The research also found that male long-term users of the drug were slightly more prone to fracture their hips than female long-term users. Though use of calcium supplements wasn’t measured, Yang suggests they might contribute to the gender disparity, since women over 50 commonly take calcium tablets. Yang says he has been recommending that patients on PPIs protect bone mass by boosting their calcium intake. “If you’re taking PPIs, you don’t want to be one of those people not getting enough calcium.”
Michael Schaefer, chair of the department of orthopedic surgery at Northwestern University Feinberg School of Medicine, says the study sheds new light on the complex problem of osteoporosis, the reduction of bone mass that can lead to hip fractures. “Osteoporotic hip fractures are multifactorial,” he says.
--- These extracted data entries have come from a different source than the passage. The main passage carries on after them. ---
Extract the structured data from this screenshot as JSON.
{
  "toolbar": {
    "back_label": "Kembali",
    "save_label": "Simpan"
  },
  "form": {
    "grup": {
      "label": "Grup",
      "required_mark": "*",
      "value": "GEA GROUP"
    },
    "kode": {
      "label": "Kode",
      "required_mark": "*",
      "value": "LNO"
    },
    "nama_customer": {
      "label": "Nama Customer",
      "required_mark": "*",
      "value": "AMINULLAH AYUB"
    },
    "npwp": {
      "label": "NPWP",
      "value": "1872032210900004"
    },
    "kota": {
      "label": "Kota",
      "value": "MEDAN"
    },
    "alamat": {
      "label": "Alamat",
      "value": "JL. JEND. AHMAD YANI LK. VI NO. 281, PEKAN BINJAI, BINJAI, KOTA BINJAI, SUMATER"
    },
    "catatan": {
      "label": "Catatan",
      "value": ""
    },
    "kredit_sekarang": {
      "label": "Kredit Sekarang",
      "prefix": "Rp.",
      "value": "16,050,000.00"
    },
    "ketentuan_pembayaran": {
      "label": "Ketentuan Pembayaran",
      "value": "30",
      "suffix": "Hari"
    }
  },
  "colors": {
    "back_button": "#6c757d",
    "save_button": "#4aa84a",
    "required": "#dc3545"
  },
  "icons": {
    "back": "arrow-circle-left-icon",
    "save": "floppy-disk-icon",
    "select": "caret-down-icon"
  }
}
While he’s not convinced this new research solves the problem, he adds that “as an orthopedist, here is something I need to be aware of.”
Schaefer tells his patients to quit smoking and increase physical activity–especially weight-bearing exercises–to combat and prevent osteoporosis. But he says he’ll now urge patients on PPIs to take extra calcium. “I’m a big believer in calcium supplementation.”